Edith Borroff » Light in Dark Places: Slavery and Freedom in Nineteenth-Century America
Light in Dark Places: Slavery and Freedom in Nineteenth-Century America
Light in Dark Places: Slavery and Freedom in Nineteenth-Century America
SATB Chorus and Piano
Composer's Note:
In 1988 I received a commission for a choral piece from North Central College in Naperville, Illinois.

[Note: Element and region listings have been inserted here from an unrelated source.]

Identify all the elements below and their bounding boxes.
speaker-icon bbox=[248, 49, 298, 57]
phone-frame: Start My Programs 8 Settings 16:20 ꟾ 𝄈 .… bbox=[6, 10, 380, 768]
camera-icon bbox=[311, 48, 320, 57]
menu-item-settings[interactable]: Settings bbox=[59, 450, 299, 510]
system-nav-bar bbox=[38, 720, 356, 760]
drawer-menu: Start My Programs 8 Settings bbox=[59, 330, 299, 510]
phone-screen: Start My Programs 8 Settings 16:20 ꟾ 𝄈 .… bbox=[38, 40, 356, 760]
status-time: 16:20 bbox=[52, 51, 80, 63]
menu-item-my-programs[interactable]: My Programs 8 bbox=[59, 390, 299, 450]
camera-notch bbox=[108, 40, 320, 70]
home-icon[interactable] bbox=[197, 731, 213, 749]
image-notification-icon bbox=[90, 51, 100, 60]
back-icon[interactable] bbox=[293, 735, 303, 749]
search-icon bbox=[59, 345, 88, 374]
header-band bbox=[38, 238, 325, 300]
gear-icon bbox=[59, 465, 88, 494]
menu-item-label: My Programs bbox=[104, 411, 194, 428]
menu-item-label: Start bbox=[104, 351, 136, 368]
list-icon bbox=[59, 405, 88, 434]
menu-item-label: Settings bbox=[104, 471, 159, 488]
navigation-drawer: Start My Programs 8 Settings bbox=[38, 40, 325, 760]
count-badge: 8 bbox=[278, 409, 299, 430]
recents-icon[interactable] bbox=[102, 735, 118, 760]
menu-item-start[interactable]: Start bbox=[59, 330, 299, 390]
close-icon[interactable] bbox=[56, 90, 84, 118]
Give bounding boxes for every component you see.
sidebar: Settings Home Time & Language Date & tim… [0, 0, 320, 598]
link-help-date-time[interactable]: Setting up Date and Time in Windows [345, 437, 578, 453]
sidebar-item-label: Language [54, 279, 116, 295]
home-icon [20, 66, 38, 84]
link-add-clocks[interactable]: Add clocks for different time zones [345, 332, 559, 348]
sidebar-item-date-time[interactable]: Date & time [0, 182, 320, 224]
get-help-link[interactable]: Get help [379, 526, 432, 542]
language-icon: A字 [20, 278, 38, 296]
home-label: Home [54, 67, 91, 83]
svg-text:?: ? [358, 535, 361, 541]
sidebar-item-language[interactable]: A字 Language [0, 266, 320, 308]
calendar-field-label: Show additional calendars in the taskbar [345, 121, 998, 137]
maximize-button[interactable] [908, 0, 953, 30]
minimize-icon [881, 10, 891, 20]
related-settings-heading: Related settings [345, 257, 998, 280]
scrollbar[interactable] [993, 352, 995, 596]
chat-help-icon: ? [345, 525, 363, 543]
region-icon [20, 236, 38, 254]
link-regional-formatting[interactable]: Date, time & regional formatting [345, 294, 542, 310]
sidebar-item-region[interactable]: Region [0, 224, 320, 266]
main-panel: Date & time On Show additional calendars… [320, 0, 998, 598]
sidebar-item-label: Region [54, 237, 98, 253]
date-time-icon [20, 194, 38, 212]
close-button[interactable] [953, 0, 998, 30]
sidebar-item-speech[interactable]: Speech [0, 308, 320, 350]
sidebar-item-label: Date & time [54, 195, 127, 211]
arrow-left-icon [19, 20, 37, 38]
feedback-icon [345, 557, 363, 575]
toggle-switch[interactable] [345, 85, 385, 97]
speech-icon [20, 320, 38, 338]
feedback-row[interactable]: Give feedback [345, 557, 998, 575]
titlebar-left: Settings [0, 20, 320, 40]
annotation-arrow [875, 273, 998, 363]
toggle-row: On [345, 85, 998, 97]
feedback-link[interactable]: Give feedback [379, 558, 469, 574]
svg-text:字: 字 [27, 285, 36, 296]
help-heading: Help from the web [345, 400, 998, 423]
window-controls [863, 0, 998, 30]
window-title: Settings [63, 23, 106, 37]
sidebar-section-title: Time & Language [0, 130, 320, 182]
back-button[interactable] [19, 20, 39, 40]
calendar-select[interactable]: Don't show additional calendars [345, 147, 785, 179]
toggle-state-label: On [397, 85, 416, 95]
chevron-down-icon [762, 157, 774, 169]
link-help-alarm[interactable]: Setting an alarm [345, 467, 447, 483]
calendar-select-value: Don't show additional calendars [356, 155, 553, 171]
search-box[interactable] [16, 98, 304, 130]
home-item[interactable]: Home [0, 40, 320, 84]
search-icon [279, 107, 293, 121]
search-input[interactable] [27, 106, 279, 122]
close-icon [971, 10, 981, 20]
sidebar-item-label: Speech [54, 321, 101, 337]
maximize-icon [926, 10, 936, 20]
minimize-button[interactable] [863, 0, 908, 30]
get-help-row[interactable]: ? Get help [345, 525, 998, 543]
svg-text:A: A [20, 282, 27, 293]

Naperville is historically vital; it is older than Chicago, and conscious of its past. It was an easy step to conceive of a work that would take its departure from historical context: that of the slave life of the nineteenth century, together with freedom, as those who experienced it remembered it in interviews, letters, and other documents. The compilation of such documents from nineteenth-century women was in fact my current reading: "We Are Your Sisters: Black Women in the Nineteenth Century", edited by Dorothy Sterling. The voices of these women seemed so eloquent, and the subject so compelling, that I chose that historical context for the choral work.
I turned to the past also for the musical basis operandi: to the Black shout and spiritual for part of the material, and to the seventeenth-century concept of "tone" for other parts. "Tone" was a transitional theory that bridged the considerable distance between "mode" and "key." Of course, a composer rethinks such concepts in putting them to use in another era, and although the principle is the same, I used it differently. In brief, it is the concept of tone as materials related to a scale, major or minor, in which the functions inhere as individual tones, without reference to key--notably omitting the defining role of upper and lower dominants. This concept allows for use of the scale materials of a key without the functions of the key. Dissonance is not necessary, though it occurs occasionally by context, and chord progressions can be free and rich. "Tone" also frees the rhythmic life of the work, which I considered basic to the language I wished to create.
The third section of the work uses a tune known from the nineteenth-century (to that lyric), and I have provided it with a harmonization that transcends the concept of tone, but still based upon it.
It is my hope to honor the memory of the valiant women whose words speak so strongly so long after they were spoken.
Movements: Part 1: Slavery (3 movements) Part 2: Freedom (2 movements)
Authored (or revised): 1988
Published: 2025
Text source: Various 19th century black women: Margaret Walker, Matilda Dunbar, Harriet Tubman, Frances Ellen Watkins, and anonymous
Duration (minutes): 14
First performance: 1989, Binghamton, NY; commissioned by North Central College, Naperville, IL.
Historic material for this item is held at Special Collections in Performing Arts (SCPA) at the University of Maryland.